Pen took that to be the meaning, and the hot feeling in his young English breast burst, metaphorically, into flame.
Springing at the young Spaniard, he literally wrested the girl from his grasp; and as she sprang now to catch at Punch’s extended hand, Pen closed with her assailant, there was a brief struggle, and the Spaniard was driven here and there for a few moments before he caught his heel against the rough sill at the bottom of the doorway and went down heavily outside, but only to spring up again with his teeth bared like those of some wild beast as he sprang at Pen.

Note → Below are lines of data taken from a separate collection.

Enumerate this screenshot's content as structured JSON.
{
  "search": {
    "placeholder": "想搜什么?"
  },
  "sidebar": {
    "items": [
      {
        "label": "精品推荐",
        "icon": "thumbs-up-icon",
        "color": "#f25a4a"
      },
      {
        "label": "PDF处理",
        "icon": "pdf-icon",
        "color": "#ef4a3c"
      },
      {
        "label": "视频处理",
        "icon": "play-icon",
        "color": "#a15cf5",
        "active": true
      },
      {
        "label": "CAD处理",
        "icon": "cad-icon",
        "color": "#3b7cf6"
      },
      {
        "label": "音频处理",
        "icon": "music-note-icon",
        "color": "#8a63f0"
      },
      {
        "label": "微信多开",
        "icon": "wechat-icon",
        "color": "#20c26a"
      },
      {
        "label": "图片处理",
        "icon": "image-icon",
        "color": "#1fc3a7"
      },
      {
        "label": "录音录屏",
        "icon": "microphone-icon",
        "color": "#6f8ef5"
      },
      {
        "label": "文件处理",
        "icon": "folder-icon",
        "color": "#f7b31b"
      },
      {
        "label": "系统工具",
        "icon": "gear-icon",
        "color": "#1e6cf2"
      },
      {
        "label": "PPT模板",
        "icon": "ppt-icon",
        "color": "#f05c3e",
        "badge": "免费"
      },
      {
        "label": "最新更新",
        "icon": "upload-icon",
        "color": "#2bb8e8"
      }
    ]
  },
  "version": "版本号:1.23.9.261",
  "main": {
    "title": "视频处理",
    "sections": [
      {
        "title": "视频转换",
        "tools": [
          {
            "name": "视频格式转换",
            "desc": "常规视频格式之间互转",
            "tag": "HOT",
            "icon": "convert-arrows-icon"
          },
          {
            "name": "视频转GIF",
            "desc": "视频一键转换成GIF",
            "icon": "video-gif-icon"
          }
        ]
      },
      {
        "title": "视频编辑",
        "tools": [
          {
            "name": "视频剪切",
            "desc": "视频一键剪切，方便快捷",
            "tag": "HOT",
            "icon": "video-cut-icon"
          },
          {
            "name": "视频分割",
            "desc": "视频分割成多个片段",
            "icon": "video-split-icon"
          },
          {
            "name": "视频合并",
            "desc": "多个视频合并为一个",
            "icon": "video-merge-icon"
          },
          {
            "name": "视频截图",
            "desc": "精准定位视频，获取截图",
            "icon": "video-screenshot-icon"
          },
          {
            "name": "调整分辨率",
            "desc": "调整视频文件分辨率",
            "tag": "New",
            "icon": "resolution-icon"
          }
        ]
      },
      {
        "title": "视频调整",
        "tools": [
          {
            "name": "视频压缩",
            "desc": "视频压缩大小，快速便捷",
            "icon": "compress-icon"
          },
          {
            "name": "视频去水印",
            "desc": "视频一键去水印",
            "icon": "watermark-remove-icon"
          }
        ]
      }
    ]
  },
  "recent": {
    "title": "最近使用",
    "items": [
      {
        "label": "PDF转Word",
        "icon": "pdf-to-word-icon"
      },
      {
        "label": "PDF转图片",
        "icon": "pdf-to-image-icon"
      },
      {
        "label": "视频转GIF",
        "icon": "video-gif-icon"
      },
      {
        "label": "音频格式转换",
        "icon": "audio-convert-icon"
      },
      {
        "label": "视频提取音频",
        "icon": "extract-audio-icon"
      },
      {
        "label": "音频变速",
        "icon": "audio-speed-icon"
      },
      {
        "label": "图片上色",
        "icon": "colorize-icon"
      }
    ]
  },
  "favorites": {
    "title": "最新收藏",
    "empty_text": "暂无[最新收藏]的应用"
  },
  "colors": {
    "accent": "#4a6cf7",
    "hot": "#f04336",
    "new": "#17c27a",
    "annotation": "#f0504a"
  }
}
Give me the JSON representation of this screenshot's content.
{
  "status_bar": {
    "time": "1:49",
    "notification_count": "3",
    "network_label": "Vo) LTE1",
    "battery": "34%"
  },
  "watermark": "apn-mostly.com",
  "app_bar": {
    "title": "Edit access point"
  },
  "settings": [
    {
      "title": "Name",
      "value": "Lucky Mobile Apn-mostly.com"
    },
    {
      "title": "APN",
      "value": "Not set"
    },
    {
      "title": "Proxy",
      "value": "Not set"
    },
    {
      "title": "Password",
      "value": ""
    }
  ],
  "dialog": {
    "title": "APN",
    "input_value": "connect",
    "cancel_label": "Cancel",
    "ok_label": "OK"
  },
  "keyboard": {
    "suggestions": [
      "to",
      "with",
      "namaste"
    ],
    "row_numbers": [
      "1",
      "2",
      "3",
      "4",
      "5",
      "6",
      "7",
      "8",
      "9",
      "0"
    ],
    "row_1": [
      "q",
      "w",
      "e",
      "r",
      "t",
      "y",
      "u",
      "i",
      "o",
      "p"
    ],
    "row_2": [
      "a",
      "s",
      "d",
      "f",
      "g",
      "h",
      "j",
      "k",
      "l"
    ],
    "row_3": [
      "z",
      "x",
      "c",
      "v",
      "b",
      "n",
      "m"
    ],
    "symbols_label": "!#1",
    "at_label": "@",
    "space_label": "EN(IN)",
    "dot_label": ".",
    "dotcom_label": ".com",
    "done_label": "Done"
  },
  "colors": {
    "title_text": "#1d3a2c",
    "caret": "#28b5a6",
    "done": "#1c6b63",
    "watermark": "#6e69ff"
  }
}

A piercing shriek came from the girl’s lips, and she tried to free herself from Punch’s detaining hand; but the boy held fast, checking the girl in her brave effort to throw herself between the contending pair, while Punch uttered the warning cry, “Look out! Mind, comrade! Knife! Knife!”
The next instant there was a dull thud, and the Spaniard fell heavily in the doorway, while Pen stood breathing hard, shaking his now open hand, which was rapidly growing discoloured.
“Has he cut you, comrade?” cried Punch in a husky voice.
“No. All right!” panted Pen with a half-laugh. “It’s only the skin off—his teeth. I hit first,” But he muttered to himself, “Cowardly brute! It was very near.—No, no, my girl,” he said now, aloud, as the girl stripped a little handkerchief from her neck and came up to him timidly, as if to bind up his bleeding knuckles. “I will go down to the stream. That will soon stop;” and he brushed past her, to again face the Spaniard, who was approaching him cautiously now, knife in hand, apparently about to spring.
“Oh, that’s it, is it?” said Pen sternly, and still facing the Spaniard he took a couple of steps backward towards the wall of the hut.
His assailant did not read his intention, and uttered a snarl of triumph as he continued his cautious tactics and went on advancing, swinging himself from side to side as if about to spring; and a dull gleam of light flashed from the knife he held in his hand.
But the hand Pen had thrust out behind him had not been idle; and Punch, who lay helplessly upon the bed, uttered a sigh of satisfaction, for with one quick movement Pen threw forward his right again to where it came closely in contact with his left, which joined on in throwing forward horizontally the rifle Pen had caught from where it stood in the corner of the hut, the muzzle delivering a dull blow in the Spaniard’s chest. There was a sharp click, click, and Pen thundered out, “Drop that knife and run, before it’s—fire!”